McClellan's searing critique of Bush's trustworthiness and judgment reinforces previous comments from other former Bush advisers and "further erodes Bush's standing, erodes public trust in him," says historian Robert Dallek. Yet the pattern of embarrassing presidential deceptions in recent times goes at least as far back as May 1960. That's when Dwight Eisenhower lied about sending the U-2 spy plane over the Soviet Union and was caught in his mendacity when the Soviets produced the downed U.S. pilot Francis Gary Powers. It was an international humiliation for the White House.

In the 1960s and '70s, Lyndon Johnson and Richard Nixon misled the country over the progress of the Vietnam War, in the process deepening public suspicion of politicians in general. In 1974, Nixon resigned in disgrace after the deceptions of Watergate. In the 1980s, Reagan endured a loss of credibility over the Iran-contra scandal, which, at minimum, contradicted his promise never to negotiate with terrorists.

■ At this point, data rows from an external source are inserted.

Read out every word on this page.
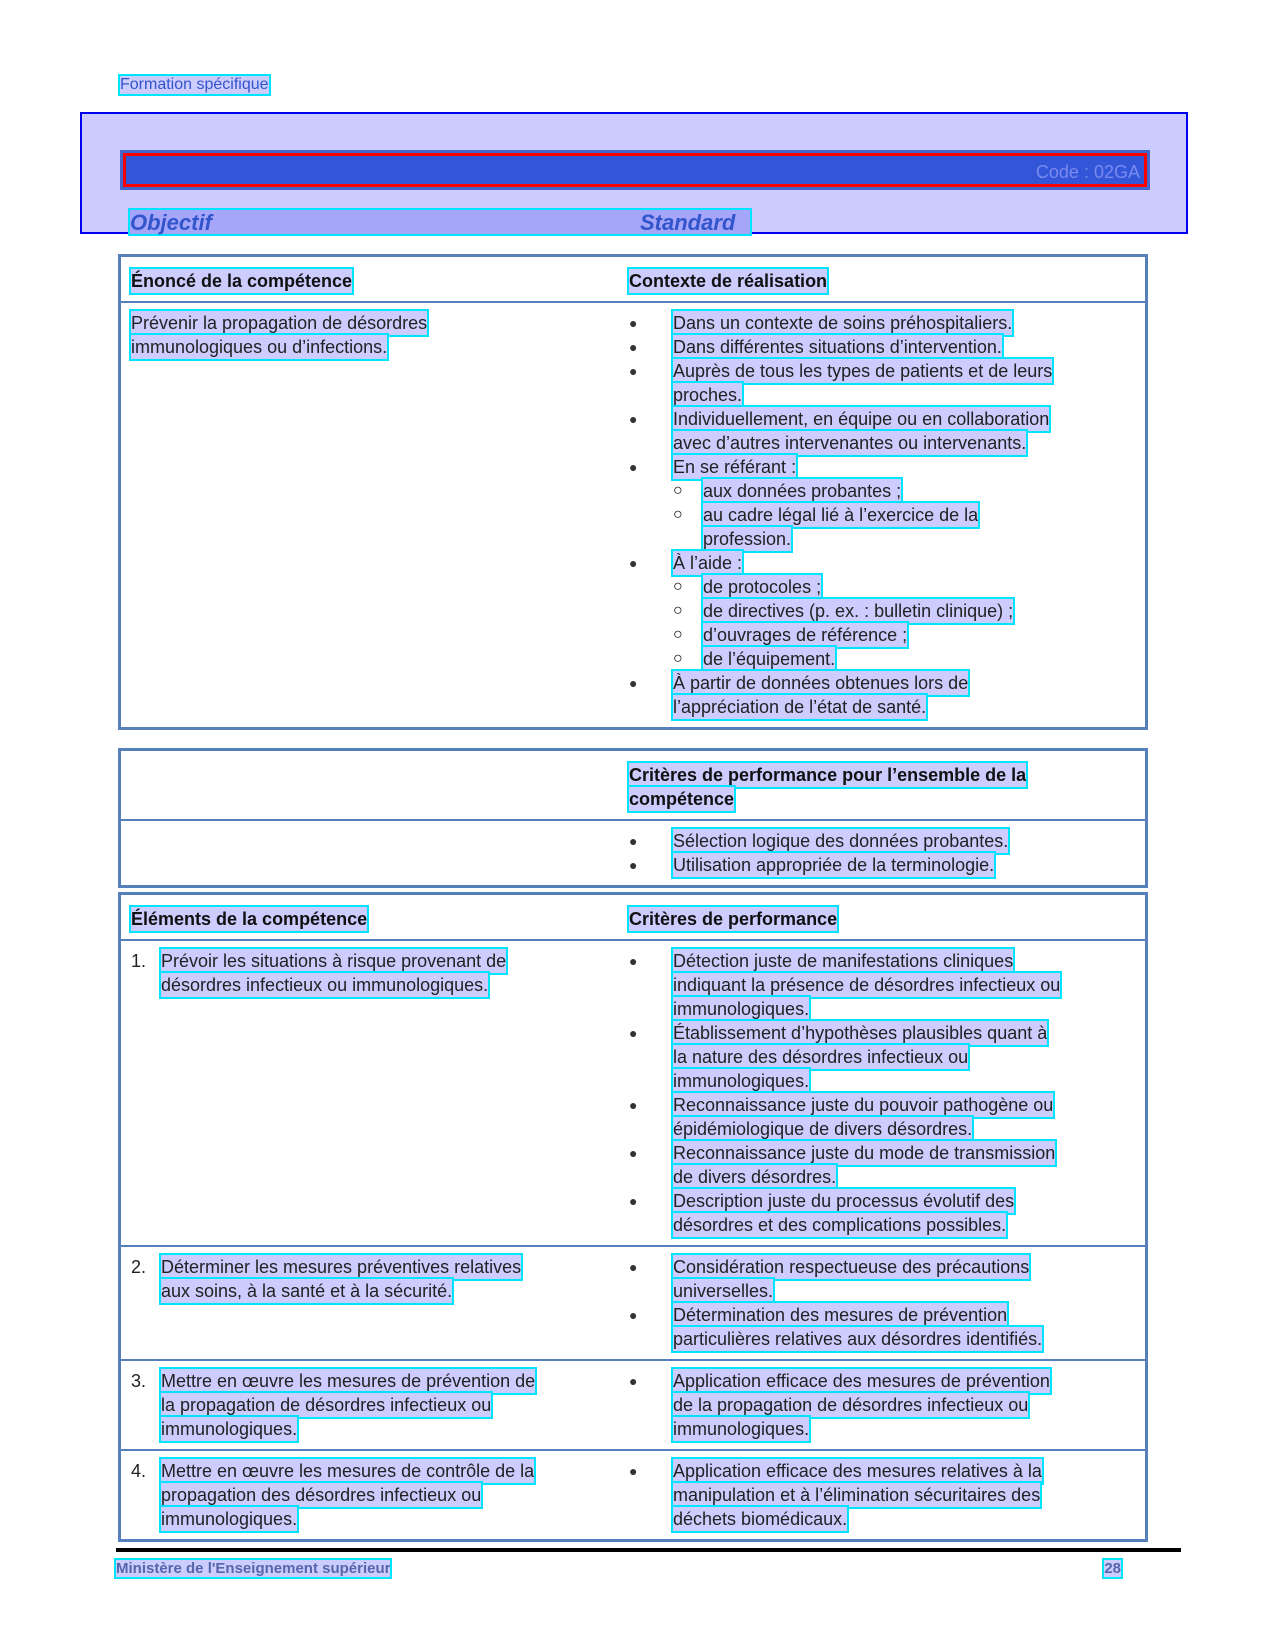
Formation spécifique
Code : 02GA
Objectif	Standard
Énoncé de la compétence	Contexte de réalisation
Prévenir la propagation de désordres
immunologiques ou d’infections.
●	Dans un contexte de soins préhospitaliers.
●	Dans différentes situations d’intervention.
●	Auprès de tous les types de patients et de leurs
proches.
●	Individuellement, en équipe ou en collaboration
avec d’autres intervenantes ou intervenants.
●	En se référant :
○	aux données probantes ;
○	au cadre légal lié à l’exercice de la
profession.
●	À l’aide :
○	de protocoles ;
○	de directives (p. ex. : bulletin clinique) ;
○	d’ouvrages de référence ;
○	de l’équipement.
●	À partir de données obtenues lors de
l’appréciation de l’état de santé.
Critères de performance pour l’ensemble de la
compétence
●	Sélection logique des données probantes.
●	Utilisation appropriée de la terminologie.
Éléments de la compétence	Critères de performance
1. Prévoir les situations à risque provenant de
désordres infectieux ou immunologiques.
●	Détection juste de manifestations cliniques
indiquant la présence de désordres infectieux ou
immunologiques.
●	Établissement d’hypothèses plausibles quant à
la nature des désordres infectieux ou
immunologiques.
●	Reconnaissance juste du pouvoir pathogène ou
épidémiologique de divers désordres.
●	Reconnaissance juste du mode de transmission
de divers désordres.
●	Description juste du processus évolutif des
désordres et des complications possibles.
2. Déterminer les mesures préventives relatives
aux soins, à la santé et à la sécurité.
●	Considération respectueuse des précautions
universelles.
●	Détermination des mesures de prévention
particulières relatives aux désordres identifiés.
3. Mettre en œuvre les mesures de prévention de
la propagation de désordres infectieux ou
immunologiques.
●	Application efficace des mesures de prévention
de la propagation de désordres infectieux ou
immunologiques.
4. Mettre en œuvre les mesures de contrôle de la
propagation des désordres infectieux ou
immunologiques.
●	Application efficace des mesures relatives à la
manipulation et à l’élimination sécuritaires des
déchets biomédicaux.
Ministère de l'Enseignement supérieur	28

And, of course, in the late 1990s, Bill Clinton lied about his affair with Monica Lewinsky, leading to his impeachment by the House of Representatives and near removal from office by the Senate.

Now, George W. Bush is accused of misleading the country into supporting the Iraq invasion and of encouraging his press secretary to unwittingly tell lies about who authorized the leak of the name of a CIA operative. "It's destructive to the country and our democratic institutions," says Dallek. "It's sad."

Princeton historian Julian Zelizer says McClellan's criticisms, coupled with the accusations of other former Bush advisers who have turned against their patron, "are extremely damaging to the institution of the presidency." He says the next president will have to live with diminished credibility, which could harm his ability to inspire confidence and govern effectively. "If you want leadership," says Zelizer, "you need trust."